It Just Won't Quit Snowing in Lunenburg, Mass.

(NECN: Josh Brogadir, Lunenberg, Mass.) - Fresh snow fell on the town of Lunenburg Tuesday and it hasn't stopped yet.

March 19 marked the last day of winter, and it seems like it's fighting until the very last minute.

Rick Leslie is fighting back with shovel in hand on roof, clearing more than 15 inches of fresh snow in Lunenburg, Mass., one of the Bay State towns that hit the snowfall jackpot.

"It'll get ice dams if I leave it on too long. Even though I know tomorrow is spring, there's no guarantee that it's going to melt in the next few days," Leslie said.

The way this season has gone, there's no guarantee that he's not going to be back up on his roof again in the next few weeks.

The buds are on tree branches... Somewhere. It sure doesn't seem like spring is ready.

"7:02 a.m., from what I understand, we'll see what it looks like then," Leslie said.

It wasn't all snow everywhere, but everything else that fell and froze made the drive to and from work difficult.

Right in the middle of the afternoon rush, a tanker jack-knifed on the Mass Pike going westbound in Framingham.

"He started spinning. So I went to the right to avoid him. They always tell you to go to the right and I realized I was going to still get him. So I went to the left, and he bounced off the guard rail and hit the side of the truck and jackknifed the truck. And I feel bad for the poor woman who went underneath the truck, I hope she's alright," said truck driver Marc Letourneau.
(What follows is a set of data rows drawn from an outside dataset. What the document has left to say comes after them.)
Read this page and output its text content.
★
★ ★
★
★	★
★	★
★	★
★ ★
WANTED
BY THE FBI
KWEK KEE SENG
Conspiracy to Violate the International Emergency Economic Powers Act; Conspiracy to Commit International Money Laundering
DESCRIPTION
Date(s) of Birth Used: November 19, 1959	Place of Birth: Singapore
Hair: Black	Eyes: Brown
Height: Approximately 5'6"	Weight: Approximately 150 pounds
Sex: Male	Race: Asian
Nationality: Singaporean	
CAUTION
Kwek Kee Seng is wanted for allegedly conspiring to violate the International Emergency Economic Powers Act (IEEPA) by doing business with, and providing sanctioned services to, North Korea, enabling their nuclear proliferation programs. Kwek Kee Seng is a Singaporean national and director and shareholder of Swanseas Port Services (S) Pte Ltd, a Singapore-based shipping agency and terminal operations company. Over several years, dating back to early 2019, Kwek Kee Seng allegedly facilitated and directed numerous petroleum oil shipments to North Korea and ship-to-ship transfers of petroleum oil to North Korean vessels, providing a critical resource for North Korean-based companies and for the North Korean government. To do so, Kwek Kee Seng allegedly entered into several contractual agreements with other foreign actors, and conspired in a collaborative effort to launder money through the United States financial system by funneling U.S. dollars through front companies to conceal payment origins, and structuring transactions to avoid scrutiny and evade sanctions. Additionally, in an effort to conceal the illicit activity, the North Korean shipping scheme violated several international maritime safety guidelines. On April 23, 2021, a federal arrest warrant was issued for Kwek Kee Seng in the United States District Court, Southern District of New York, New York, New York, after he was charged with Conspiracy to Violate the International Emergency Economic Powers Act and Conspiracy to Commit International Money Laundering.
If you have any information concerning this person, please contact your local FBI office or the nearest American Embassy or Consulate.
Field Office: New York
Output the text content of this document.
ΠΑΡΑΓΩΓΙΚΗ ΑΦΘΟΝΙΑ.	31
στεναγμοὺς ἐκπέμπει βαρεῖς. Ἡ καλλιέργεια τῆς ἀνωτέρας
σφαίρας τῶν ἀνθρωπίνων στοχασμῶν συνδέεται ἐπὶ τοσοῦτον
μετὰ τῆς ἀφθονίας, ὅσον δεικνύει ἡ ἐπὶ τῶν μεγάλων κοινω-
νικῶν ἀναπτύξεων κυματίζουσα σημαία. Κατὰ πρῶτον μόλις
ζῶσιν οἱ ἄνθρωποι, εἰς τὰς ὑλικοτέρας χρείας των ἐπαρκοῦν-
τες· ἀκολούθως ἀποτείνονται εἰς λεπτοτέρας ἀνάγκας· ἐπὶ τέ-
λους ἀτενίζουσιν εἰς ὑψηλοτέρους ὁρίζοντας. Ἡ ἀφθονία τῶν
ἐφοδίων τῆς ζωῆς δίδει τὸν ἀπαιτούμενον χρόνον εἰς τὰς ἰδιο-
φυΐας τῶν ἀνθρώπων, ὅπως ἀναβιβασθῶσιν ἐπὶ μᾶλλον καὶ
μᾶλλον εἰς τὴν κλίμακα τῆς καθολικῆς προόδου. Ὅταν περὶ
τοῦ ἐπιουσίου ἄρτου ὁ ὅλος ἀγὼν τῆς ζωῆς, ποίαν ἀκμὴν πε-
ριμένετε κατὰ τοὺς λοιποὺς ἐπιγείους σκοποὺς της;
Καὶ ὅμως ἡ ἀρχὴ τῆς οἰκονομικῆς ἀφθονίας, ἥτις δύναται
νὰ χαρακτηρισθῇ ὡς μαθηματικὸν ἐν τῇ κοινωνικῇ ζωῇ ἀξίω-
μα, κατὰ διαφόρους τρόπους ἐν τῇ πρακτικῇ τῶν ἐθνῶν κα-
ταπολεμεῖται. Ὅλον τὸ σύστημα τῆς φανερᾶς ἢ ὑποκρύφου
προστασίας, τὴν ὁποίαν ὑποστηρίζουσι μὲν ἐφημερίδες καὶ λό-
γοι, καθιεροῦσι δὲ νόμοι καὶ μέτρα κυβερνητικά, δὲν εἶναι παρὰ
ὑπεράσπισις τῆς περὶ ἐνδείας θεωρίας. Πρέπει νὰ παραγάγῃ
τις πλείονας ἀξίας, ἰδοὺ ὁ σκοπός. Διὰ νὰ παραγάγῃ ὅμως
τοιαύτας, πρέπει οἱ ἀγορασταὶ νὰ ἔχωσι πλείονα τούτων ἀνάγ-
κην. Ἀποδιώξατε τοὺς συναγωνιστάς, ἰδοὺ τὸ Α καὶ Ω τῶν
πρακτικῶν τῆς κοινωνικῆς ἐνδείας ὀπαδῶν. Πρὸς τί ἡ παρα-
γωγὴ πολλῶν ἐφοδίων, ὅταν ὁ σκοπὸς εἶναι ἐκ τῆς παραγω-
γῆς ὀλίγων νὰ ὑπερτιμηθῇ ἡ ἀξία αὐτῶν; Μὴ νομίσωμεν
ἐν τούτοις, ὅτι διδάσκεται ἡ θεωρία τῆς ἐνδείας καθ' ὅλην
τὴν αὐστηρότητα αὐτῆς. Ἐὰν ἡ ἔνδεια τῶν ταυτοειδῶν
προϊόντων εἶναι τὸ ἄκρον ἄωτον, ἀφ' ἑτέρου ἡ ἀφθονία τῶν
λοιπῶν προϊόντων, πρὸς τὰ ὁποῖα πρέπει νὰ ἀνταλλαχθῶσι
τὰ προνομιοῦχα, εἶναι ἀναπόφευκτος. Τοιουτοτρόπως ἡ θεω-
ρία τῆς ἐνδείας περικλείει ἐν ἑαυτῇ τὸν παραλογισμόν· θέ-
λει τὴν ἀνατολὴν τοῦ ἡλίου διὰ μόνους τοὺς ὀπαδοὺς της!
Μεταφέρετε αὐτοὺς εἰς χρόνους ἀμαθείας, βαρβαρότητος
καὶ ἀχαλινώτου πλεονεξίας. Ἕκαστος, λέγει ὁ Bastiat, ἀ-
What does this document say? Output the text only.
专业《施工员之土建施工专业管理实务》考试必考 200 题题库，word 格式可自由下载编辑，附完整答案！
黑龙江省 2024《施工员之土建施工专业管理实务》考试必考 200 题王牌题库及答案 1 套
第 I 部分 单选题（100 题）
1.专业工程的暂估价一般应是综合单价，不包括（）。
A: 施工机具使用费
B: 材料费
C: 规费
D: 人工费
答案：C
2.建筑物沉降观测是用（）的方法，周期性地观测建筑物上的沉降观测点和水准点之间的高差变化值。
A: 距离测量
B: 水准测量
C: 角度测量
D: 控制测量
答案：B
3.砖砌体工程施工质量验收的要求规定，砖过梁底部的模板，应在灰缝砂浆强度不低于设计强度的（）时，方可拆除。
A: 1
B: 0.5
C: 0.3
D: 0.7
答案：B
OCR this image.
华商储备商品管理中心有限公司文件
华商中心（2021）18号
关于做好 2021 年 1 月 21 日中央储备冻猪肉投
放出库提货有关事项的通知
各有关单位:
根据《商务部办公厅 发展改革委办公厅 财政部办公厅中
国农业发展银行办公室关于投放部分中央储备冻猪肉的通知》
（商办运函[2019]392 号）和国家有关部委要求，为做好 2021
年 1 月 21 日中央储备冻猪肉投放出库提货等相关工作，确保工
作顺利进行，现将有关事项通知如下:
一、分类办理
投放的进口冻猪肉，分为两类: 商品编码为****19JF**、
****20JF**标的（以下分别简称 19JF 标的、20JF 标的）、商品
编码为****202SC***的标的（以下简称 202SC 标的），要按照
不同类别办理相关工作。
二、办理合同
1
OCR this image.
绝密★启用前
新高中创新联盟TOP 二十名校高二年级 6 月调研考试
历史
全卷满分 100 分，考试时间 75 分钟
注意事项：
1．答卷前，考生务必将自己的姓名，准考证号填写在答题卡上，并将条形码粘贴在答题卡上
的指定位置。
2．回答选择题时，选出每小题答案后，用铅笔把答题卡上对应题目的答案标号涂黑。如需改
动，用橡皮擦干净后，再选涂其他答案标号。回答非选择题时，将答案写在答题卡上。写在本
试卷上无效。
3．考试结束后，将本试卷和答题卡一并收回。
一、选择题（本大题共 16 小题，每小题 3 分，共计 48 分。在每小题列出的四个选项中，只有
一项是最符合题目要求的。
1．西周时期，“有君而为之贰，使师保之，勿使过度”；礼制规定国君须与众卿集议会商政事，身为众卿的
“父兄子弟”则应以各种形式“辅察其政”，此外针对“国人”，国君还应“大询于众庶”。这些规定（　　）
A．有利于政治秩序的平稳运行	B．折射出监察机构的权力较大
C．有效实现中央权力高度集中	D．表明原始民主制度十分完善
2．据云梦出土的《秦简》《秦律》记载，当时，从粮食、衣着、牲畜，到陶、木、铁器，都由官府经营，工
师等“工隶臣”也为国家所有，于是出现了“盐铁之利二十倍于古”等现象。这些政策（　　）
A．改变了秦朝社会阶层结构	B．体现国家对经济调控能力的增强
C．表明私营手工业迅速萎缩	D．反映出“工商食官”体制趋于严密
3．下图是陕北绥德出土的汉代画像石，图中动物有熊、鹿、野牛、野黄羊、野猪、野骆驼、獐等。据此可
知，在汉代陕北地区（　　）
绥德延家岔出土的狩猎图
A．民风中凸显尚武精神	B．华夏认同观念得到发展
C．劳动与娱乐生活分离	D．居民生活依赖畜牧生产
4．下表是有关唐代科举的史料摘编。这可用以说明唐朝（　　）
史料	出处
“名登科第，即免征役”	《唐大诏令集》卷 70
Three people were hurt and hospitalized; among them the woman whose car got wedged under Letourneau's empty tanker.

Fortunately the tanker was empty, because he unloaded 10,000 gallons just before the crash.

"It only takes a split second in weather like this for things to go really bad. Last snow storm I had a car do the same thing, spun out in front of me, went off into the woods," Letourneau said.

The road was closed, traffic was backed up for 10 miles, and we drove right through it.

Fender benders and spin outs littered the region's roads.

But in Lunenburg, though there are reminders of the ice storm from 2008, this was pretty much all snow.

And Matt Sadkin was shoveling it, once again.

"I mean we've had storms as late as April, so I mean we could have one more, I wouldn't be too surprised," Sadkin said.

And with that, you can hear that collective groan all across New England.